9 ways colleges can expand supportive services for first-gen students

A June 2022 Student Voice survey of 1,073 first-generation college students from Inside Higher Ed and College Pulse sheds light on students’ awareness of available wraparound supports and which they consider especially crucial.

Related: 5 best practices for supporting first-generation, low-income students >

Asked 20 questions about the resources their college provides, most respondents said they knew where to find support if they needed it.
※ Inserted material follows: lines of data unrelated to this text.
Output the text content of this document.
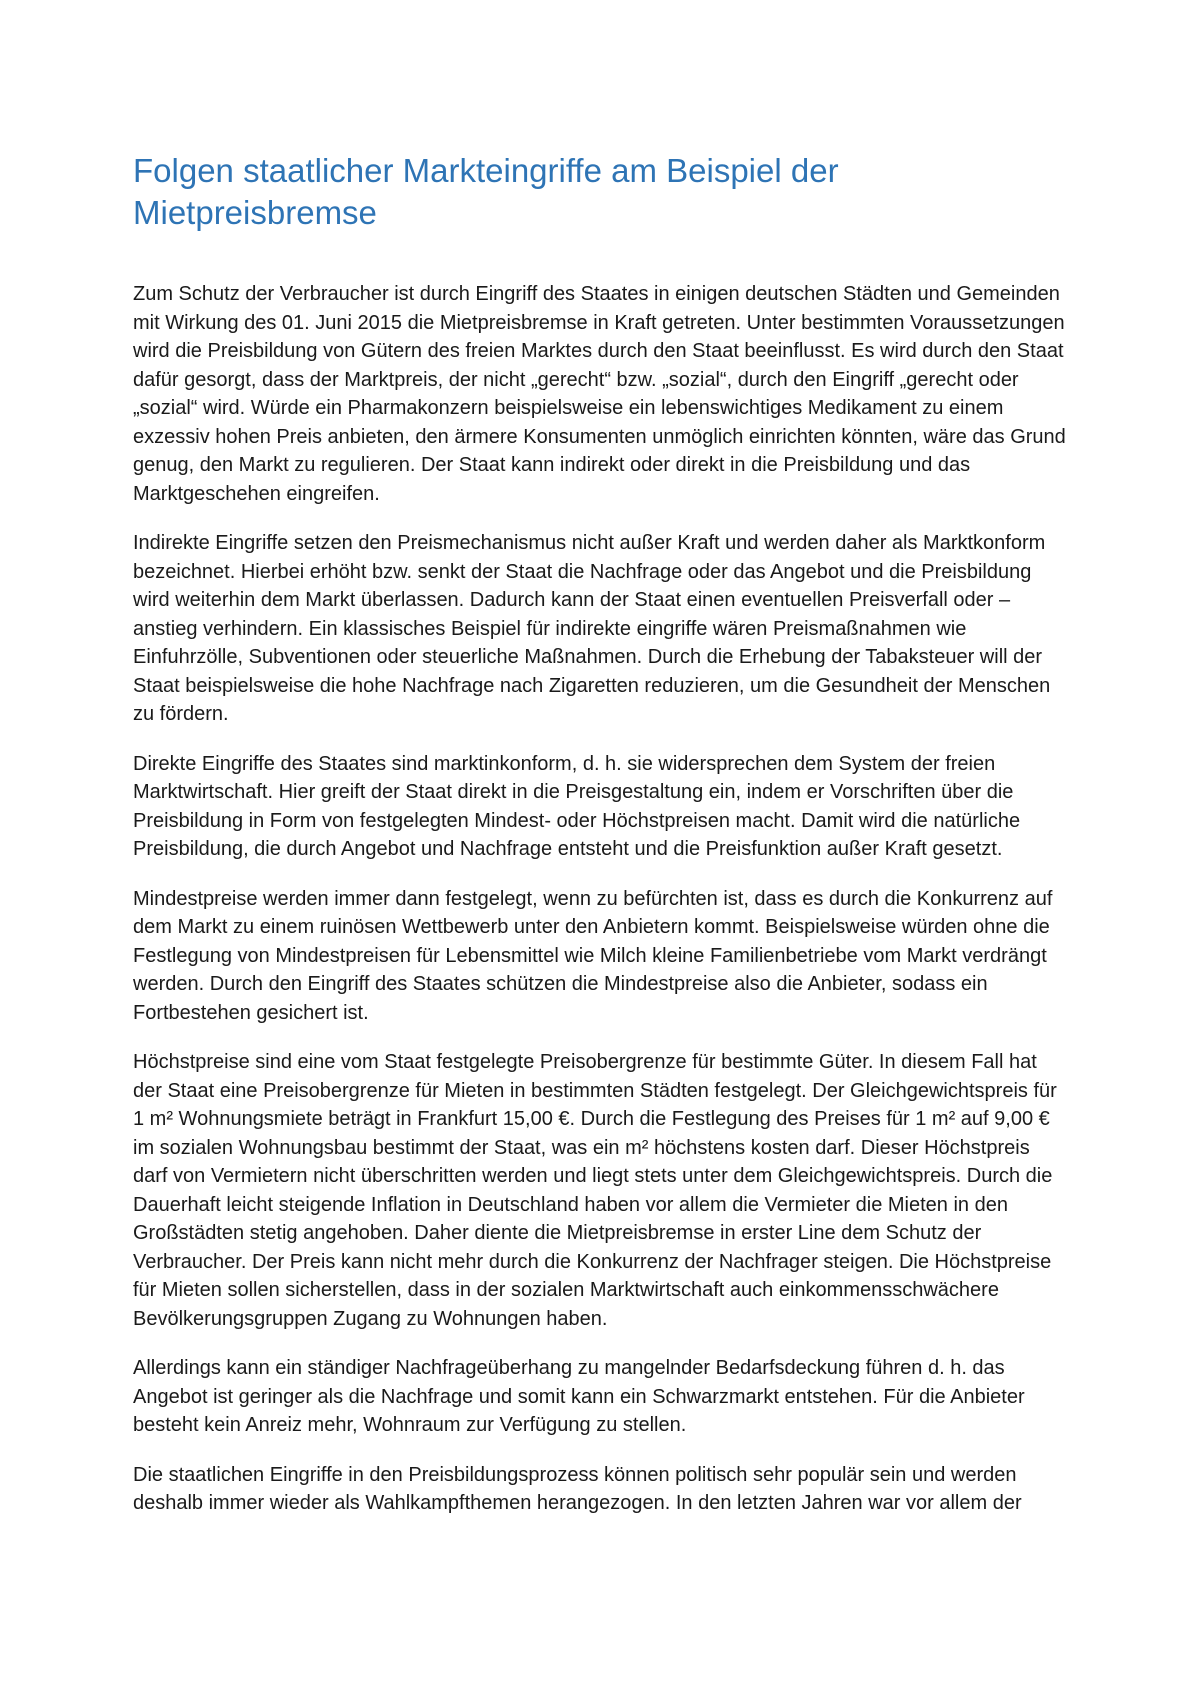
Folgen staatlicher Markteingriffe am Beispiel der Mietpreisbremse

Zum Schutz der Verbraucher ist durch Eingriff des Staates in einigen deutschen Städten und Gemeinden mit Wirkung des 01. Juni 2015 die Mietpreisbremse in Kraft getreten. Unter bestimmten Voraussetzungen wird die Preisbildung von Gütern des freien Marktes durch den Staat beeinflusst. Es wird durch den Staat dafür gesorgt, dass der Marktpreis, der nicht „gerecht“ bzw. „sozial“, durch den Eingriff „gerecht oder „sozial“ wird. Würde ein Pharmakonzern beispielsweise ein lebenswichtiges Medikament zu einem exzessiv hohen Preis anbieten, den ärmere Konsumenten unmöglich einrichten könnten, wäre das Grund genug, den Markt zu regulieren. Der Staat kann indirekt oder direkt in die Preisbildung und das Marktgeschehen eingreifen.

Indirekte Eingriffe setzen den Preismechanismus nicht außer Kraft und werden daher als Marktkonform bezeichnet. Hierbei erhöht bzw. senkt der Staat die Nachfrage oder das Angebot und die Preisbildung wird weiterhin dem Markt überlassen. Dadurch kann der Staat einen eventuellen Preisverfall oder –anstieg verhindern. Ein klassisches Beispiel für indirekte eingriffe wären Preismaßnahmen wie Einfuhrzölle, Subventionen oder steuerliche Maßnahmen. Durch die Erhebung der Tabaksteuer will der Staat beispielsweise die hohe Nachfrage nach Zigaretten reduzieren, um die Gesundheit der Menschen zu fördern.

Direkte Eingriffe des Staates sind marktinkonform, d. h. sie widersprechen dem System der freien Marktwirtschaft. Hier greift der Staat direkt in die Preisgestaltung ein, indem er Vorschriften über die Preisbildung in Form von festgelegten Mindest- oder Höchstpreisen macht. Damit wird die natürliche Preisbildung, die durch Angebot und Nachfrage entsteht und die Preisfunktion außer Kraft gesetzt.

Mindestpreise werden immer dann festgelegt, wenn zu befürchten ist, dass es durch die Konkurrenz auf dem Markt zu einem ruinösen Wettbewerb unter den Anbietern kommt. Beispielsweise würden ohne die Festlegung von Mindestpreisen für Lebensmittel wie Milch kleine Familienbetriebe vom Markt verdrängt werden. Durch den Eingriff des Staates schützen die Mindestpreise also die Anbieter, sodass ein Fortbestehen gesichert ist.

Höchstpreise sind eine vom Staat festgelegte Preisobergrenze für bestimmte Güter. In diesem Fall hat der Staat eine Preisobergrenze für Mieten in bestimmten Städten festgelegt. Der Gleichgewichtspreis für 1 m² Wohnungsmiete beträgt in Frankfurt 15,00 €. Durch die Festlegung des Preises für 1 m² auf 9,00 € im sozialen Wohnungsbau bestimmt der Staat, was ein m² höchstens kosten darf. Dieser Höchstpreis darf von Vermietern nicht überschritten werden und liegt stets unter dem Gleichgewichtspreis. Durch die Dauerhaft leicht steigende Inflation in Deutschland haben vor allem die Vermieter die Mieten in den Großstädten stetig angehoben. Daher diente die Mietpreisbremse in erster Line dem Schutz der Verbraucher. Der Preis kann nicht mehr durch die Konkurrenz der Nachfrager steigen. Die Höchstpreise für Mieten sollen sicherstellen, dass in der sozialen Marktwirtschaft auch einkommensschwächere Bevölkerungsgruppen Zugang zu Wohnungen haben.

Allerdings kann ein ständiger Nachfrageüberhang zu mangelnder Bedarfsdeckung führen d. h. das Angebot ist geringer als die Nachfrage und somit kann ein Schwarzmarkt entstehen. Für die Anbieter besteht kein Anreiz mehr, Wohnraum zur Verfügung zu stellen.

Die staatlichen Eingriffe in den Preisbildungsprozess können politisch sehr populär sein und werden deshalb immer wieder als Wahlkampfthemen herangezogen. In den letzten Jahren war vor allem der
Thirty-eight percent of respondents strongly agreed they know where to seek help on campus, and 44% somewhat agreed. The survey also found that 25% of respondents strongly agreed that their colleges help first-gen students navigate college life, while 36% somewhat agreed.

Related: ‘It felt like Georgetown was build for us:’ First-gen student reflects on his GSP experience >

Survey participants were asked which supports they would like to see their college prioritize, selecting from a list of 14 options. The top choice at 31% was for colleges to offer financial aid help geared specifically toward first-gen students. The second most popular choice at 20% was for colleges to offer first-gen-specific orientation programs.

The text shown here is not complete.